Ed Parsons
CISSP, VP Global Markets & Member Relations, ISC2
As cloud adoption rises in the UK, developing cloud security skills has never been more crucial. Strengthening cloud expertise is essential to enable secure adoption.
Research shows that 28% of cybersecurity teams are experiencing gaps in cloud security skills,1 making it one of the region’s largest technical skills gaps, second only to artificial intelligence. Several factors contribute to this issue: multi-cloud strategies increase the need for diverse cloud skills. Infrastructure as code means security as code, requiring programming skills and familiarity with cloud-native technologies. Additionally, shared responsibility models and outsourcing require organisations to adapt their skill sets for managing security through third parties.
Security professionals should develop
broad expertise that transcends
individual cloud platforms.
Cloud adoption and cybersecurity
While cloud adoption undoubtedly offers business benefits such as increased resilience, cost efficiency and flexibility, it has also altered the attack surface presented to threat actors. Security professionals need to maintain their knowledge and understanding of modern attack techniques and effective countermeasures, which differ considerably from network-based attacks and perimeter defences.
It’s no surprise that hiring managers identify cloud security as the most in-demand cybersecurity skill and professional development area. To ease the burden on cybersecurity teams and help develop cloud security skills, organisations should consider the following approaches:
- Building platform-agnostic skills
Security professionals should develop broad expertise that transcends individual cloud platforms.

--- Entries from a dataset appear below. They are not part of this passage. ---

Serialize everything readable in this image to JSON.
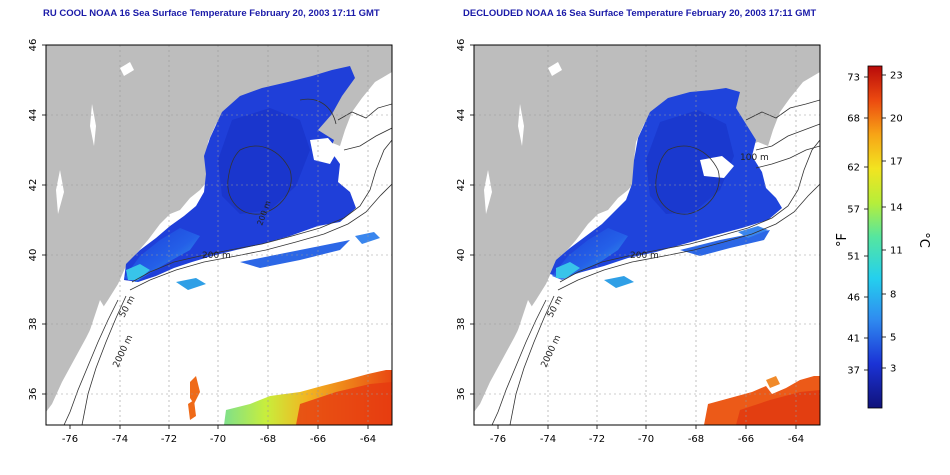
{
  "maps": [
    {
      "title": "RU COOL NOAA 16 Sea Surface Temperature February 20, 2003 17:11 GMT",
      "contour_labels": [
        "200 m",
        "50 m",
        "2000 m",
        "200 m"
      ]
    },
    {
      "title": "DECLOUDED NOAA 16 Sea Surface Temperature February 20, 2003 17:11 GMT",
      "contour_labels": [
        "200 m",
        "50 m",
        "2000 m",
        "100 m"
      ]
    }
  ],
  "axes": {
    "lon_ticks": [
      "-76",
      "-74",
      "-72",
      "-70",
      "-68",
      "-66",
      "-64"
    ],
    "lat_ticks": [
      "36",
      "38",
      "40",
      "42",
      "44",
      "46"
    ]
  },
  "colorbar": {
    "unit_f": "°F",
    "unit_c": "°C",
    "f_ticks": [
      "73",
      "68",
      "62",
      "57",
      "51",
      "46",
      "41",
      "37"
    ],
    "c_ticks": [
      "23",
      "20",
      "17",
      "14",
      "11",
      "8",
      "5",
      "3"
    ]
  },
  "colors": {
    "land": "#bdbdbd",
    "cold_water": "#1e3cd8",
    "warm_water": "#f05a1e",
    "title_text": "#1a1aa8"
  }
}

Understanding foundational cloud security principles, rather than limiting knowledge to the functionality of a single provider, helps to adapt and transfer experience in multi-cloud environments. Certifications such as ISC2’s Certified Cloud Security Professional (CCSP) promote this broad-based knowledge, ensuring security teams can handle diverse cloud infrastructures effectively.
- Leveraging technology training programmes
Paradoxically, professionals should also take advantage of the extensive low or no-cost training resources and education programmes offered by major cloud providers. Organisations should encourage employees to take advantage of these resources, offering incentives such as study time or certificate reimbursement to boost participation.
- Shared responsibility approach
Cloud security is not solely the responsibility of IT or security teams; risk, compliance and governance professionals also play a crucial role. By promoting a general understanding of cybersecurity across these functions, organisations can strengthen security governance and risk management and benefit from relevant expertise in other teams, like procurement or risk.
By investing in skills development and building capability across functional units, UK businesses can better navigate the evolving cloud security landscape.
[1] ISC2. 2024. 2024 ISC2 Cybersecurity Workforce Study.